Coroutines

Mon, 19 Mar 2001 22:56:48 +0100

Hello!

On Mon, Mar 19, 2001 at 06:43:55PM +0100, Andreas Gruenbacher wrote:
> On Mon, 19 Mar 2001, Simon Peyton-Jones wrote:

> > Lazy evaluation *is* coroutines, in a way.

> What I had in mind was something like the following (pseudocode), which
> could easily be implemented on top of coroutines:

> class Channel c t where
> 	send    :: t -> c -> IO ()
> 	receive ::      c -> IO t

> sender :: Int -> Channel -> ...
> sender n receiver = do send n receiver
>                        return (sender (n+1) receiver)

> receiver :: Channel -> ...
> receiver sender = do i <- receive sender
>                      return (receiver sender)

> c :: Channel Int
> c = ...

> main = run_them [ sender 1 c, receiver c ]

Now, you can do this:

sender :: Int -> [Int]
sender n = n:(sender (n+1))

receiver :: [Int] -> ()
receiver (x:xs) = receiver xs

main =
	let
		sent_stuff = sender 1
		receiver_result = receiver sent_stuff
	in
		receiver_result `seq` return ()

I.e. lazy lists work like coroutine channels often enough.

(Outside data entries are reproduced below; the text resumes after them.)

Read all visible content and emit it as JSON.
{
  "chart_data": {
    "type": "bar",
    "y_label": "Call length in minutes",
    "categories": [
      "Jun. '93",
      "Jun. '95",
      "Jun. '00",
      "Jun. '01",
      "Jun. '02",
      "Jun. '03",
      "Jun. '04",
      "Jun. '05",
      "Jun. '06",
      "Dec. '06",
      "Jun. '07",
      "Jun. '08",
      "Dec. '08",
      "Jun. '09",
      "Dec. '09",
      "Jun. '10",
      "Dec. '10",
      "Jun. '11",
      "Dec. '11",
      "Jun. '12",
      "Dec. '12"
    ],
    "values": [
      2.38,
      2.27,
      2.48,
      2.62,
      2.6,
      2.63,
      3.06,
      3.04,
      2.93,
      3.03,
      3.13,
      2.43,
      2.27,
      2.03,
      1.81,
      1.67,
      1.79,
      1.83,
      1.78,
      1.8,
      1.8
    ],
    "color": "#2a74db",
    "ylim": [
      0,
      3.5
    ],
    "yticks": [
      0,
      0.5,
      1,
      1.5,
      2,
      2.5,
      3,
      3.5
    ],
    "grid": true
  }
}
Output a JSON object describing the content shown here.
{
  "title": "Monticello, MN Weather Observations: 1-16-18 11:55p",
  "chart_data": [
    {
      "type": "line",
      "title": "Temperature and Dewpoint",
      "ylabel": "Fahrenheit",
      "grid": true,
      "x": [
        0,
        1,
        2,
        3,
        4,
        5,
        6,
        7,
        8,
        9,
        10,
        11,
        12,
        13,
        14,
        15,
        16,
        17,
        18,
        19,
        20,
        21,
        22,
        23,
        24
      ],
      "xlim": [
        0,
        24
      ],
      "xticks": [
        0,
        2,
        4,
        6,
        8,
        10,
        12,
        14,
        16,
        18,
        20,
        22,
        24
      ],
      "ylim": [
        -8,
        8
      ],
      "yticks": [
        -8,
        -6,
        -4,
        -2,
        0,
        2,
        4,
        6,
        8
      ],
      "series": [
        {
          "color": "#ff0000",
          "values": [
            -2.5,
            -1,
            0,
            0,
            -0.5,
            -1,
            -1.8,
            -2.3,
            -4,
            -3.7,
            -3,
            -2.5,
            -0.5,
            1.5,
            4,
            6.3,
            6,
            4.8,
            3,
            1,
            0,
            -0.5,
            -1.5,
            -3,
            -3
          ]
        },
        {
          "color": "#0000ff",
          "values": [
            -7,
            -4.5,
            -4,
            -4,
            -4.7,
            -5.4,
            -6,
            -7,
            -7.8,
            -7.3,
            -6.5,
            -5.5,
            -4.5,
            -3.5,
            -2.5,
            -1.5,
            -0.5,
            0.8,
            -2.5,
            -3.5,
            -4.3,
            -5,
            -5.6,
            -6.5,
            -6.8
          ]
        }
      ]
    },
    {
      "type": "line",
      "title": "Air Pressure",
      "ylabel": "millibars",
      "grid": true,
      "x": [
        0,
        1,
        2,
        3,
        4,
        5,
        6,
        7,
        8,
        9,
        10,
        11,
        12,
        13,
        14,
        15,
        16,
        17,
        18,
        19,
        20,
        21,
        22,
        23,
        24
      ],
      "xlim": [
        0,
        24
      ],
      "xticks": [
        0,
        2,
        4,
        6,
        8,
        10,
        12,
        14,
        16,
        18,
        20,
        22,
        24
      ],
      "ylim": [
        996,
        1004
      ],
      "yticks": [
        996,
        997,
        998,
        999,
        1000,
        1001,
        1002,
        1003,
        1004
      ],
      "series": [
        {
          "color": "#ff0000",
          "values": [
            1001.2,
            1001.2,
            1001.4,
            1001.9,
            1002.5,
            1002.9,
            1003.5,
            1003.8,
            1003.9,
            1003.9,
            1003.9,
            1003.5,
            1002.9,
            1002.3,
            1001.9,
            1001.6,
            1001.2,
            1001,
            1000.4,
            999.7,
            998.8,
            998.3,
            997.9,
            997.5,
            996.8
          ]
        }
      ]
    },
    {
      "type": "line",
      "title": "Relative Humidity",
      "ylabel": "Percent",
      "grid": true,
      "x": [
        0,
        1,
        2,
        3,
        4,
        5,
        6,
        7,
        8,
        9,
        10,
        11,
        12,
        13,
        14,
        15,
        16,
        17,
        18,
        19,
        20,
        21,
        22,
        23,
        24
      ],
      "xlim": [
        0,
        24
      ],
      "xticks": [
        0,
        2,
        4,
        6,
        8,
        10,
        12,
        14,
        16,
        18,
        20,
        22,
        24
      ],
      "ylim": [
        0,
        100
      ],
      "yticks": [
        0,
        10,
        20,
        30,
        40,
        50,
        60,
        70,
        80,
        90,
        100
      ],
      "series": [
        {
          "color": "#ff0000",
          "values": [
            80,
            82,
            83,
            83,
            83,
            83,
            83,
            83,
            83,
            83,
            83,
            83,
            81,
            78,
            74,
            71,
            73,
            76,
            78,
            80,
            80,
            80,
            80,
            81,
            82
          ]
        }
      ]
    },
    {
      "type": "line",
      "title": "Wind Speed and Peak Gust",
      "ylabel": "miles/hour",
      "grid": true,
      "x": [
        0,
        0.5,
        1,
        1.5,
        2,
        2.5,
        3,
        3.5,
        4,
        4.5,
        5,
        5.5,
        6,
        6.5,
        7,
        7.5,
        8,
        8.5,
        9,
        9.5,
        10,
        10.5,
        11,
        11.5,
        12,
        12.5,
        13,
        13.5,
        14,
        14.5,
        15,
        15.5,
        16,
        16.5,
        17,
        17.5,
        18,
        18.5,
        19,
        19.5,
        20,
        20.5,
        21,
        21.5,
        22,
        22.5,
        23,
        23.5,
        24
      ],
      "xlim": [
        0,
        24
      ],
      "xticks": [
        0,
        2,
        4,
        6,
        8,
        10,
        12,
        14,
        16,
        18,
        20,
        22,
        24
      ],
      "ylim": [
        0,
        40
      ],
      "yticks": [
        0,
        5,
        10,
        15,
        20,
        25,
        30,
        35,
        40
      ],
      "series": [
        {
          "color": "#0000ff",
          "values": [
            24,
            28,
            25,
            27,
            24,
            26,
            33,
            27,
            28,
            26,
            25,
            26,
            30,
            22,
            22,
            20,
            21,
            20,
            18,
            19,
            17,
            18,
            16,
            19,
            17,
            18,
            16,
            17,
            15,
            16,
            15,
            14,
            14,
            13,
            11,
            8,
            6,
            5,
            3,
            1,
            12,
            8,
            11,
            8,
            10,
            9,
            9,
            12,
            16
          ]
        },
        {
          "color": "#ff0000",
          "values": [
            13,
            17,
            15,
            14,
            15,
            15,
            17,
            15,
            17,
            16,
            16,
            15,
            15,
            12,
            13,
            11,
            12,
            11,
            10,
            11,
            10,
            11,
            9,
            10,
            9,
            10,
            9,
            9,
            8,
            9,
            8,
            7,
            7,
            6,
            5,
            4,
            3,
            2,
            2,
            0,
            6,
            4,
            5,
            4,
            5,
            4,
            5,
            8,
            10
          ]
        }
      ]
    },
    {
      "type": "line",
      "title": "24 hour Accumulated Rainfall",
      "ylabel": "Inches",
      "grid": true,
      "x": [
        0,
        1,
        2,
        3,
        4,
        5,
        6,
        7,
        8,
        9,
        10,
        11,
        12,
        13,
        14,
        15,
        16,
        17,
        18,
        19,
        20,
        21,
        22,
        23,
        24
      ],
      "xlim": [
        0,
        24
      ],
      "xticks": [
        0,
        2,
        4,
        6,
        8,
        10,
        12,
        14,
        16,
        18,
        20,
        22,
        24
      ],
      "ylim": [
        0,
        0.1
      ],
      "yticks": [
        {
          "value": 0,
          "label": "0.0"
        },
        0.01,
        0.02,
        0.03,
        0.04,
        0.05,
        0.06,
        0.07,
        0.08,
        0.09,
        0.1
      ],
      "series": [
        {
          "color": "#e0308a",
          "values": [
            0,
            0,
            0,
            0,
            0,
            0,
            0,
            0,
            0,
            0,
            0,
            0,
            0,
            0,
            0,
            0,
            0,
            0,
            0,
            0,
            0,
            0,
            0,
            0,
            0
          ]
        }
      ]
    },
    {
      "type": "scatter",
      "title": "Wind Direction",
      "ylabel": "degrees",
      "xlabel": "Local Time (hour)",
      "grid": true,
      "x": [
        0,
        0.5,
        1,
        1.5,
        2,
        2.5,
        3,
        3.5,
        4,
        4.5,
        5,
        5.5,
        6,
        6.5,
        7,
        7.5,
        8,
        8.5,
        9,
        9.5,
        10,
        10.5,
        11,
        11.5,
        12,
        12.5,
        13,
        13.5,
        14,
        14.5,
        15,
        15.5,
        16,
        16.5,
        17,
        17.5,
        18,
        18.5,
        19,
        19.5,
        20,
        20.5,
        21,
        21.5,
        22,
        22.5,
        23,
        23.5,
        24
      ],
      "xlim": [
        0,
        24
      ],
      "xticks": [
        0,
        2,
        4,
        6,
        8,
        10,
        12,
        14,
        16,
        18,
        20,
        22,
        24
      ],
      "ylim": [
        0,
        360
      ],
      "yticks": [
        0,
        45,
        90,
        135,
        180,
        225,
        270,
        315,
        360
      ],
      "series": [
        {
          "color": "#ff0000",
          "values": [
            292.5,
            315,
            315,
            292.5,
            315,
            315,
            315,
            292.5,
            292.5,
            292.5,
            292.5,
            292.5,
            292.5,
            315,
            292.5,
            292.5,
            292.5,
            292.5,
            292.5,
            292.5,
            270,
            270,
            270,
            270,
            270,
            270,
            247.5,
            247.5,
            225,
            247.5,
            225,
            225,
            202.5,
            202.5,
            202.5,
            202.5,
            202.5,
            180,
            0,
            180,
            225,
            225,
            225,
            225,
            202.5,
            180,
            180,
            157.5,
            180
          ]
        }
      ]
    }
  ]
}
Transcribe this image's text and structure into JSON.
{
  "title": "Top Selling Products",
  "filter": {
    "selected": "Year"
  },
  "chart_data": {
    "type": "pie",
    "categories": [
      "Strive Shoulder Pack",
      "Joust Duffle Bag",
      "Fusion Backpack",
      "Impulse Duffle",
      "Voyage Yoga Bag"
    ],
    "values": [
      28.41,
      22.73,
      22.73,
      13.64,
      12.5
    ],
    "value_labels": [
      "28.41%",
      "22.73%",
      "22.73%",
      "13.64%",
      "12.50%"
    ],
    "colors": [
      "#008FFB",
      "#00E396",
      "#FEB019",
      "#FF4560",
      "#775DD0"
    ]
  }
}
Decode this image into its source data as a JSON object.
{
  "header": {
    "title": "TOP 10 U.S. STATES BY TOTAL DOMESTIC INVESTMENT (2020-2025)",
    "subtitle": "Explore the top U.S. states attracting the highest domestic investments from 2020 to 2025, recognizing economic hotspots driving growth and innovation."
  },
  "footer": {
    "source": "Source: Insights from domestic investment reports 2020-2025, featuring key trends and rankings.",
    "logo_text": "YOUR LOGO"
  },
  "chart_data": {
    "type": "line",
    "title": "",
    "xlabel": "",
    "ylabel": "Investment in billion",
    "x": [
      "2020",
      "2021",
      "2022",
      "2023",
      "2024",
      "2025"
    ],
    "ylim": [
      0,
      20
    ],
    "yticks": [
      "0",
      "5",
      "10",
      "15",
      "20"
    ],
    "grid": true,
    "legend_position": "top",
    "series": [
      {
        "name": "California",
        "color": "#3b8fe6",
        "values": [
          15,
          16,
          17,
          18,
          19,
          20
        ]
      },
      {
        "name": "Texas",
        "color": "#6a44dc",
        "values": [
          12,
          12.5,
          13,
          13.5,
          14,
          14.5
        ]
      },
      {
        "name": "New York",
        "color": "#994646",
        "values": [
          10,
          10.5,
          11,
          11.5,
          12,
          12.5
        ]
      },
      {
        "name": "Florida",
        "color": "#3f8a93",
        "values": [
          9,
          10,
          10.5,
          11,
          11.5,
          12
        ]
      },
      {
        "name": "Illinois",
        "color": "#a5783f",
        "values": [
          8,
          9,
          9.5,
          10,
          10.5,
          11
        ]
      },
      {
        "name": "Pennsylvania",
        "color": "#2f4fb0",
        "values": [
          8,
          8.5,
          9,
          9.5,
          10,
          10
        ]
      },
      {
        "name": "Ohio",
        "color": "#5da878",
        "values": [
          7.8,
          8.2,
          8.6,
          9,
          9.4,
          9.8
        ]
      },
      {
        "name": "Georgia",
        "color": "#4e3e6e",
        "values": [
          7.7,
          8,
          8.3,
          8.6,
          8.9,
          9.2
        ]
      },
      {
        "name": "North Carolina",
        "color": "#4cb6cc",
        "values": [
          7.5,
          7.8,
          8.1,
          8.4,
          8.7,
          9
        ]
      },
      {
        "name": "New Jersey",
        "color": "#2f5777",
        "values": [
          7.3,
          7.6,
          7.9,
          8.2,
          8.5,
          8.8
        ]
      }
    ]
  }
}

You can do that a bit more abstractly:

send :: a -> [a] -> [a]
send = (:)

receive :: (a -> [a] -> result) -> [a] -> result
receive f (x:xs) = f x xs

sender n = send n $ sender (n+1)
receiver = receive $ \received_thing -> receiver

main = (as above)

Note that the definition of sender now looks not too unsimilar to
your monadic things:

sender n = send n >> sender (n+1)
 ===
sender n = do
	send n
	sender (n+1) -- your 'return' above is redundant

receiver = receive >>= \received_thing -> receiver
 ===
receiver = do
	received_thing <- receive
	receiver

Now, in fact, you could achieve this effect with a continuation+state monad
quite well (state for input, continuation as *one* way for lazy output).

> [...]

Kind regards,

Hannah.